As he saunters through a security checkpoint at the Nevada County Courthouse, giving a guard a wry smile and a wave of the hand, the 83-year-old retired firefighter slips into the district attorney’s office, closes the door behind him and returns 10 minutes later.
“Let’s roll,” he says, his eyes darting to the waiting blue-and-white patrol car parked outside.
Once inside the cruiser, Nash and his partner, 80-year-old Bill Schafer, drive off to deliver a thick envelope full of confidential documents to the Grass Valley Police Department.
You half-wonder if Schafer, driving the familiar Ford Crown Vics the cops use, has one of those red sirens to slap on top of the roof, a la “Dragnet.”
The job, for these old hands, seems almost fun.
But it is a serious business, both contend as they drive back to the South Auburn Street station.
And while the two octogenarians crack jokes about their roles with the Grass Valley Police Department as volunteers, it’s worth noting that theirs is an important function executed by a cadre of a dozen who spend two four-hour shifts a month delivering records, helping with traffic and crowd control, and checking on homes whose owners are on vacation.
“Their job is to be good observers, good witnesses,” Grass Valley Police Capt. Greg Hart said. “They are another set of eyes and ears for us. We want it to be enjoyable for them, but a challenge as well. It’s an excellent way for them to be in law enforcement without having to go through the academy or a career change, and a way for them to become involved in the community.”
Volunteer patrols are not just limited to the Grass Valley Police Department – the California Highway Patrol and the Nevada County Sheriff’s Office employ volunteers for similar services as well.
Up until a few years ago, Grass Valley’s volunteers were an all-senior corps; nine of 12 members are over the age of 65 today.

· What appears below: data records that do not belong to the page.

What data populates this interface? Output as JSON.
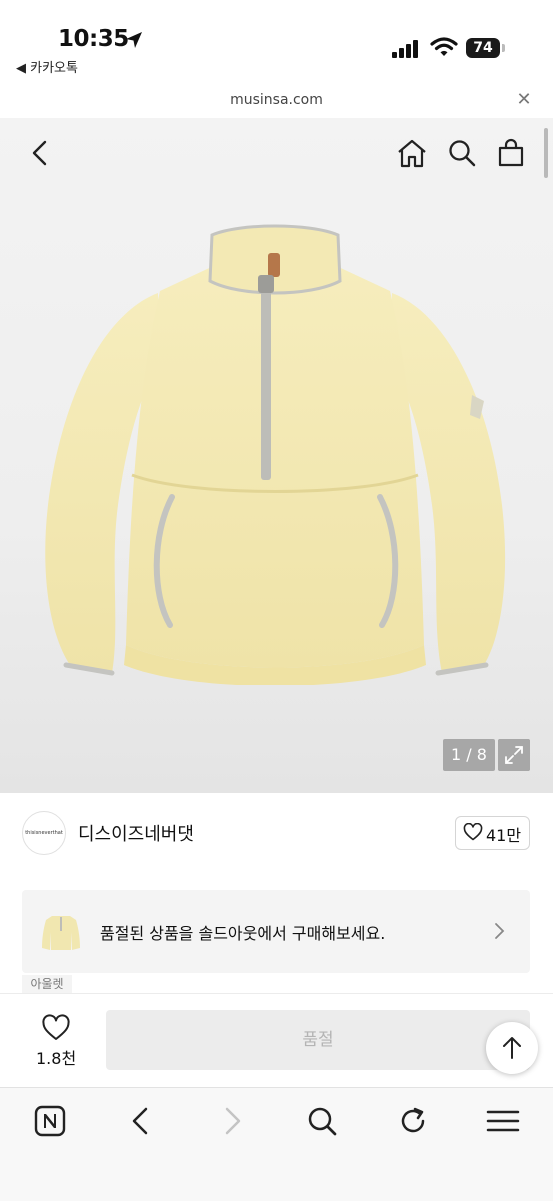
{
  "status_bar": {
    "time": "10:35",
    "back_app": "◀ 카카오톡",
    "battery": "74"
  },
  "browser": {
    "url": "musinsa.com",
    "close_symbol": "✕"
  },
  "product": {
    "image_counter": "1 / 8",
    "image_color": "#f3ebb6",
    "trim_color": "#c4c4c0"
  },
  "brand": {
    "logo_text": "thisisneverthat",
    "name": "디스이즈네버댓",
    "likes": "41만"
  },
  "soldout_banner": {
    "text": "품절된 상품을 솔드아웃에서 구매해보세요.",
    "tag": "아울렛"
  },
  "action_bar": {
    "wish_count": "1.8천",
    "buy_label": "품절"
  },
  "toolbar": {
    "items": [
      "naver-icon",
      "back-icon",
      "forward-icon",
      "search-icon",
      "reload-icon",
      "menu-icon"
    ]
  }
}
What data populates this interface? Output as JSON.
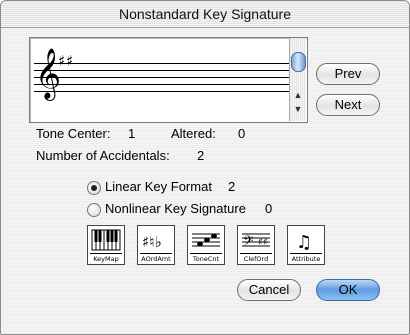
{
  "window": {
    "title": "Nonstandard Key Signature"
  },
  "preview": {
    "clef": "𝄞",
    "accidentals": "♯ ♯"
  },
  "nav": {
    "prev_label": "Prev",
    "next_label": "Next"
  },
  "info": {
    "tone_center_label": "Tone Center:",
    "tone_center_value": "1",
    "altered_label": "Altered:",
    "altered_value": "0",
    "num_accidentals_label": "Number of Accidentals:",
    "num_accidentals_value": "2"
  },
  "format": {
    "linear_label": "Linear Key Format",
    "linear_value": "2",
    "linear_selected": true,
    "nonlinear_label": "Nonlinear Key Signature",
    "nonlinear_value": "0",
    "nonlinear_selected": false
  },
  "tools": [
    {
      "caption": "KeyMap",
      "icon": "keyboard-icon"
    },
    {
      "caption": "AOrdAmt",
      "icon": "accidentals-icon"
    },
    {
      "caption": "ToneCnt",
      "icon": "tone-center-icon"
    },
    {
      "caption": "ClefOrd",
      "icon": "clef-order-icon"
    },
    {
      "caption": "Attribute",
      "icon": "attribute-icon"
    }
  ],
  "footer": {
    "cancel_label": "Cancel",
    "ok_label": "OK"
  },
  "colors": {
    "default_button": "#5f9ce0",
    "scroll_thumb": "#7aa8d8"
  }
}
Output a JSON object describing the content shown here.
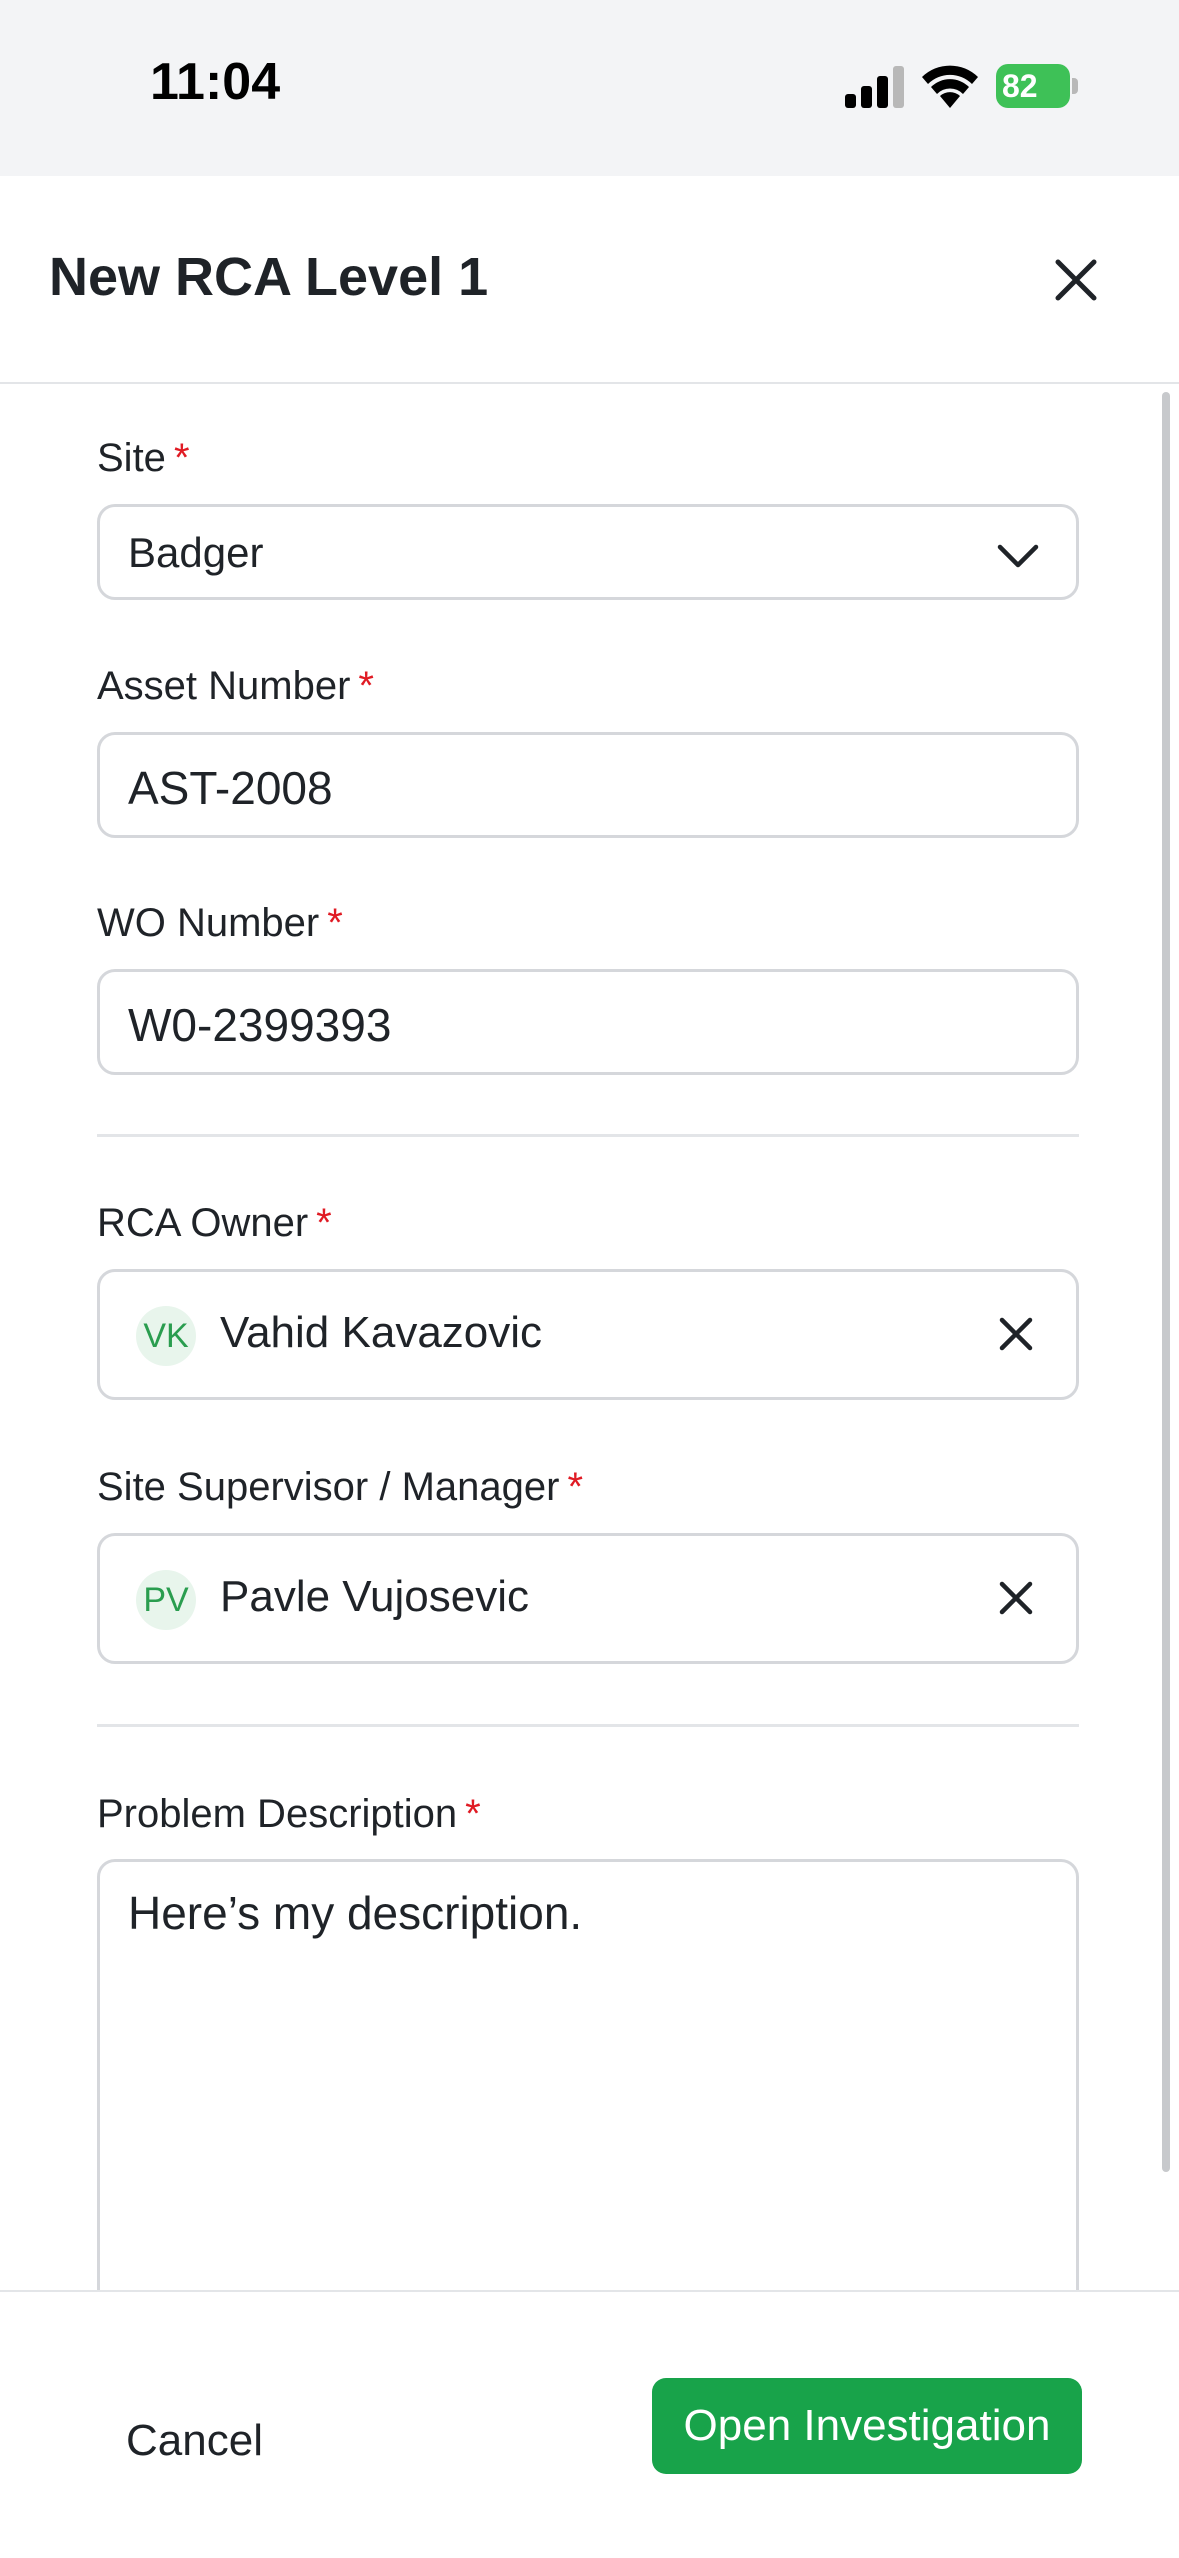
{
  "status_bar": {
    "time": "11:04",
    "battery": "82"
  },
  "header": {
    "title": "New RCA Level 1"
  },
  "form": {
    "site": {
      "label": "Site",
      "required_mark": "*",
      "value": "Badger"
    },
    "asset_number": {
      "label": "Asset Number",
      "required_mark": "*",
      "value": "AST-2008"
    },
    "wo_number": {
      "label": "WO Number",
      "required_mark": "*",
      "value": "W0-2399393"
    },
    "rca_owner": {
      "label": "RCA Owner",
      "required_mark": "*",
      "initials": "VK",
      "name": "Vahid Kavazovic"
    },
    "site_supervisor": {
      "label": "Site Supervisor / Manager",
      "required_mark": "*",
      "initials": "PV",
      "name": "Pavle Vujosevic"
    },
    "problem_description": {
      "label": "Problem Description",
      "required_mark": "*",
      "value": "Here’s my description."
    }
  },
  "footer": {
    "cancel_label": "Cancel",
    "submit_label": "Open Investigation"
  },
  "colors": {
    "accent": "#18a34a",
    "required": "#e01b24",
    "avatar_bg": "#e8f5ec",
    "avatar_text": "#2a9d4f"
  }
}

They’re led by Joan Nio, a community service officer who oversees training and scheduling for each of the volunteers, who sport two-way radios and dress blues. Their cars are distinctly marked “Volunteer.”
Schafer is a charter member of the volunteer crew, a retired plant manager who dreamed of being a CHP officer as a child. Nash worked for years as a Los Angeles city fire inspector, including the Watts riots in 1965. He’s been a volunteer for five years.
Nash says their job is clear. “We’re public relations folks, a neighborhood watch on wheels. Our most effective role is being seen by the public.”
Both have passed FBI background checks.
On a recent morning, after returning documents to the police department, Schafer behind the wheel, Nash in the rear, they cruise down Forest Glade Circle to make a vacation house check.
“I really enjoy giving back to the community. This certainly isn’t a drag … It’s a change of pace, and rewarding, because people respect you,” the balding Schafer said.
As Schafer steers the cruiser back on East Main Street, people stare and are exceedingly polite and cautious at four-way stops, eliciting a chuckle from Schafer as Nash recounts how the duo worked a murder scene on Bennett Street a few years ago.
“I’ll never forget who showed up with the cold drinks and potato chips for us,” Nash said, pointing to the driver. “That was one helluva cold night.”
Both say despite some occupational hazards, they feel safe.
“We’ve been around a long time,” Nash said. “If we lived in fear about what could happen to us out here, we’d be too scared to do anything.”